There's a lot of terminology, and in some cases jargon, used by wedding photographers to describe different types and styles of work. Much of this terminology can be quite useful, but some just seems to be used for marketing purposes more than anything else. Often it is simply assumed that future brides and grooms will understand what these phrases mean, and we all know the famous saying that assuming makes an ass out of 'u' and 'me', so here are a few explanations.

Artistic Wedding Photography

This is the hardest term to tie down in a single definition. I would suggest that an artistic-style wedding photograph is one that you could imagine people hanging on their wall even if they didn't know the bride or couple in the picture. Sometimes this style makes use of effects such as sepia colouration, or darkened corners (vignetting) etc.

Candid wedding Photography

Candid photography attempts to photograph the subject without them noticing. This may also be referred to as the 'fly on the wall' approach.

Fashion-style Wedding Photography

This is the aspirational style that you will see in the magazines. It is usually semi-directed, choosing the best backdrops and lighting and then partially posing the bride or couple too look 'natural'.
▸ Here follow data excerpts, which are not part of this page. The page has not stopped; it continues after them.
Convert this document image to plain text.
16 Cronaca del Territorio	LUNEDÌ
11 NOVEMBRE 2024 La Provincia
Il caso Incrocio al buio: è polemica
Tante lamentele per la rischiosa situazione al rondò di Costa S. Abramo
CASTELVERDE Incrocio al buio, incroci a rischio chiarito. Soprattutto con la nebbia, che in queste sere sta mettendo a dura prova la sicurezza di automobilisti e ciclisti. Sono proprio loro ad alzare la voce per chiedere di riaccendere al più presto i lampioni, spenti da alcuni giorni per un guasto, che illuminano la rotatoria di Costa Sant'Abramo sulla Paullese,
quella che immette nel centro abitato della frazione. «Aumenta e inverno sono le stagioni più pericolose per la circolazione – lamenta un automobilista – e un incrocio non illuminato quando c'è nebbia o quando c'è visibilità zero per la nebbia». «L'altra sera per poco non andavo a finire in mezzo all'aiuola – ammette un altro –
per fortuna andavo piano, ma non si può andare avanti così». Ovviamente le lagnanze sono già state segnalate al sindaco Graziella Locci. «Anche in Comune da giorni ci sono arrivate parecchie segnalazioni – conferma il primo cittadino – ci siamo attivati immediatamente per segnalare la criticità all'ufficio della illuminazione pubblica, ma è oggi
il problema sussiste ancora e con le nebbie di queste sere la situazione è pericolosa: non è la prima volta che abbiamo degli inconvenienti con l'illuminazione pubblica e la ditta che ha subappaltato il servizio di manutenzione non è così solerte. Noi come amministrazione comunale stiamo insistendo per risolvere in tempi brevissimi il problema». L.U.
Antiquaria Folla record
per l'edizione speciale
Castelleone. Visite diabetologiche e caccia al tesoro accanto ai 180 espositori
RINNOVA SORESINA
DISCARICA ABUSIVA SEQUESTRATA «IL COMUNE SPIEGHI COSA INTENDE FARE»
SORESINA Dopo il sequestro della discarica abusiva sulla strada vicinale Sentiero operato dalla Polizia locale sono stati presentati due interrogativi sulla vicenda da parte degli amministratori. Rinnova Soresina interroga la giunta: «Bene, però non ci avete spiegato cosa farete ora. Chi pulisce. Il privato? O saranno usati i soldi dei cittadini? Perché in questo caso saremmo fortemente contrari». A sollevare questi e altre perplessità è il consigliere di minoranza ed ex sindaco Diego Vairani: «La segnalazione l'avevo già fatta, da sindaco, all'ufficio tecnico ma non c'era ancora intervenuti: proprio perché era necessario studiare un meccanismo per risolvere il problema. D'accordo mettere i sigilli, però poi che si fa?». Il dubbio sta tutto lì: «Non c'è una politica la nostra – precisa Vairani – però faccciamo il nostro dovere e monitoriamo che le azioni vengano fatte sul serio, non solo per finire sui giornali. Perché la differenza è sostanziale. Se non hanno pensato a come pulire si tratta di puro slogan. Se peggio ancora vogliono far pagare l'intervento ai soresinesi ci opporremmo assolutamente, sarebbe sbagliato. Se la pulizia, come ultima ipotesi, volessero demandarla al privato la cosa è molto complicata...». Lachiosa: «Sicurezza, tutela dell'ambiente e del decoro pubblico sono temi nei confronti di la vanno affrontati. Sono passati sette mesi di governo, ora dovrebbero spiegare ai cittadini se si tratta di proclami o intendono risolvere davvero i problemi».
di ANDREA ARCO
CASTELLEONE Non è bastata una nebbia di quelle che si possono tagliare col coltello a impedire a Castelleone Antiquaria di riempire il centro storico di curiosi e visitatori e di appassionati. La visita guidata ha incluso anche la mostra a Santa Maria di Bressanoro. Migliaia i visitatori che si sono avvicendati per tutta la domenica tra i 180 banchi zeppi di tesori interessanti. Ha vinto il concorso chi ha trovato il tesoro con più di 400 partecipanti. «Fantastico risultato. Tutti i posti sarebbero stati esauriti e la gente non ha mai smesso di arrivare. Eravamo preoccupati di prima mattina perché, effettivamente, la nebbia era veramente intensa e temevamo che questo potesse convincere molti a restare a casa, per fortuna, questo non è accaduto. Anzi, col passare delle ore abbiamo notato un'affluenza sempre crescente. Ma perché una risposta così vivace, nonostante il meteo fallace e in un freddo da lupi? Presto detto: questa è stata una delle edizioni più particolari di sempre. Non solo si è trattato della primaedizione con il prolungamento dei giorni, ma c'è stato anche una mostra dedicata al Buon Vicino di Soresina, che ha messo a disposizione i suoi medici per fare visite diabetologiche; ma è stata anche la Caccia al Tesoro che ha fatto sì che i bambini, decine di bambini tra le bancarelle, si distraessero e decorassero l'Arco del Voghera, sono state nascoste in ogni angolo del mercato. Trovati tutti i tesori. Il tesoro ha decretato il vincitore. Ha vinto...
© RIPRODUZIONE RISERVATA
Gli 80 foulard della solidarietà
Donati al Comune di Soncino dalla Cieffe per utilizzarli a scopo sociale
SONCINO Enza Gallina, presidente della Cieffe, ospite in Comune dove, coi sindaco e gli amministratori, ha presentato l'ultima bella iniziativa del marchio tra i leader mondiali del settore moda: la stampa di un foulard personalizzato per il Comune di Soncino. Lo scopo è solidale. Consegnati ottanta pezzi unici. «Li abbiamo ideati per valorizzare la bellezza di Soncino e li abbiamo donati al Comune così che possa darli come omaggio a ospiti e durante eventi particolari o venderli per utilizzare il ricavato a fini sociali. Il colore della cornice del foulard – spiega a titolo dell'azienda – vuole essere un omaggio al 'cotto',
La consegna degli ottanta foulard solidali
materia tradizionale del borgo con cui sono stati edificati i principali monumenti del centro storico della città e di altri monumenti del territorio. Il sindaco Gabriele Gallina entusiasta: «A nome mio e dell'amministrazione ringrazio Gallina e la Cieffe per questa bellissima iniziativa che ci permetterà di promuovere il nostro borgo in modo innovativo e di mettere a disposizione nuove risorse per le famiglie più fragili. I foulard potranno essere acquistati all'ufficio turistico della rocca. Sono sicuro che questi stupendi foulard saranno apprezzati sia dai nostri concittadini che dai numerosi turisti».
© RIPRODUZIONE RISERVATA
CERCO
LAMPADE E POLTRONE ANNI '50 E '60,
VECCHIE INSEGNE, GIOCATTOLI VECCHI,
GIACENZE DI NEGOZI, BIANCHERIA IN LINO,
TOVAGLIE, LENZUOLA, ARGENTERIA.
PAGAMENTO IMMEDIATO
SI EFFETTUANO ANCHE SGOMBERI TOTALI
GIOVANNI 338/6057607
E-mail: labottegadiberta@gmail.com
Formal Wedding Photography

Formal photographs are the carefully arranged group shots where everyone looks towards the camera. You wouldn't want your entire wedding photographed like this, but your parents and grandparents will probably expect a few shots of this sort.

Photojournalistic Wedding Photography

This style of wedding photography attempts to tell the story of your day without interference or direction. This term has largely replaced the term 'documentary wedding photographer' because 'documentary' implies (rightly or wrongly) a more objective, warts-and all-type of approach, whereas the 'photojournalistic' approach will tell the story of your day whilst remaining entirely flattering. This type of photography is often black and white.

Traditional Wedding Photography

This phrase refers to the oldest style of posed photography, dating back to times when camera exposures were several seconds, or even minutes, long and subjects needed to be carefully arranged and stay very still. Whilst this style is not the most fashionable at the moment, family members inevitably want some of this sort of imagery to keep. These formal/staged shots ensure that the happy couple are pictured with all of the key groups of family, friends, bridesmaids and best men etc.